Package of Tests of Cognitive Function

Story Memory Test: This is a measure of short-run and immediate-term memory. On this tests, subjects listened to a 1 minute story on a tape recorder. At the conclusion of the recording, they were asked to repeat the story back to the examiner. The Learn Rate is a measure of how many details of the story they remembered. The higher the learn rate score, the better the performance. Subjects were also asked to repeat the story again after a one hour delay. The %-Loss compares their performance on this second task with the performance when they first heard the story (%Loss = [Score on first repetition - score on delayed repetition] score on first repetition). The lower the %-loss score the better the performance.

Digit Vigilance: This is a test of the subject's ability to concentrate. Subjects were presented a two-page document filled with numbers from 0 to 9 randomly arranged in rows. They were asked to cross out every number "6" they saw on the two pages as quickly as possible without making any mistakes (crossing out the wrong number or missing a 6). They received two scores for this test: (1) Time: the time in seconds it took them to complete the task. The lower the score, the better the performance; (2) Errors: the number of mistakes. Fewer errors signified better performance.

Peg Board: This is a test of manual dexterity. Subjects were presented a peg board with 25 holes. They were asked to place a set of pegs in the holes as quickly as possible. The time to complete this task was recorded for the dominant and non-dominant hand. The lower the score the better the performance.

Finger Tapping: This is a test of fine-motor skills. Subjects were asked to tap as quickly as they could with their index finger on a special finger-tapping board. Subjects tapped for 10 seconds. Multiple trials were performed and the average performance on those trials was calculated. The number presented in the data set is the average number of taps over all trials conducted. The higher the score, the better the performance. This was done for the dominant and non-dominant hand.

PASAT: This is test of the subject's ability to concentrate. On this test, subjects heard a series of 200 numbers on a tape recorder and were asked to perform a particular operation with each number they heard. There was a maximum of 196 operations to perform. The score presented in the data table is the total number of correctly executed operations. The higher the score, the better the performance.

Digit Symbol: This is a test of the subject's ability to learn. Subjects were presented with a list of numbers from 1 to 9. Each number had an associated symbol. For example,. the number 1 had the symbol ">" while the number 2 had the symbol "[". After seeing the coding scheme, they were presented with a list of 92 randomly arranged numbers between 0 and 9. They were then given 90 seconds to write down the symbol that corresponded to each number. The score reported is the number of correct pairs completed in the allotted time.
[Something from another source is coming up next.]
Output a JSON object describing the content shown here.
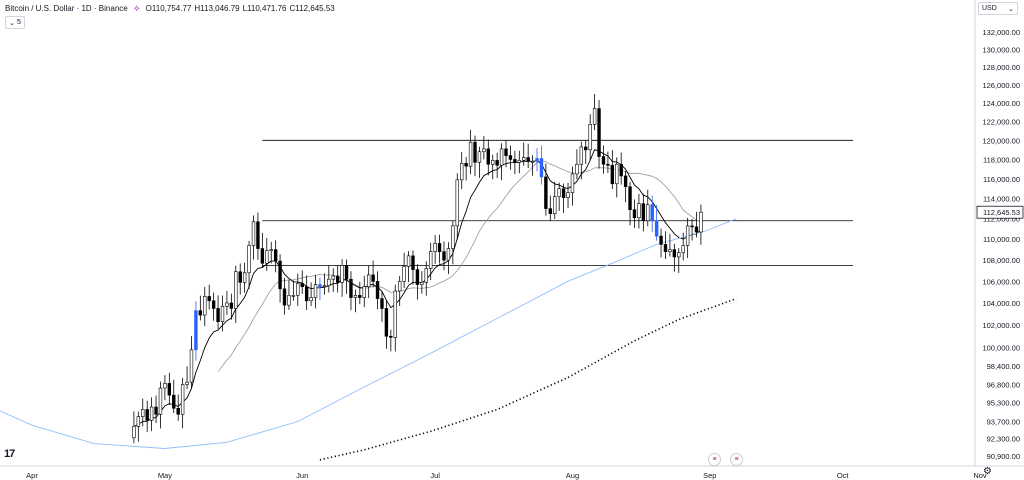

Trails B: This is a test of the subject's ability to concentrate. Subjects are asked to complete a "connect the dots" type puzzle. Rather than simply drawing lines from 1 to 2 to 3 and so on, however, subjects were required to draw lines from 1 to A to 2 to B to 3 to C. This is much more confusing than the simple version. The reported score is the time required to complete the connection of all the dots. The faster the time, the better the performance.

CALCAP: This test is a measure of reaction times. Numbers were flashed on a computer screen in front of the subject. On the "Simple" version of the test, subjects were asked to hit a special key on they key pad as soon as they saw a number on the screen. On the "Sequential" version of the test, subjects were asked to hit the special key as soon as they saw two numbers flashed in sequence (e.g. hit the key after they see 12 or 56, but not after they see 14 or 58). Two scores are reported for each version of the test: (1) Mean Reaction Time, the average of their response time each time they were supposed to strike the key pad (the lower the mean reaction time, the better the performance; (2) Z-score: a measure of how their performance compared to a population of healthy subjects (the higher the score the better the performance).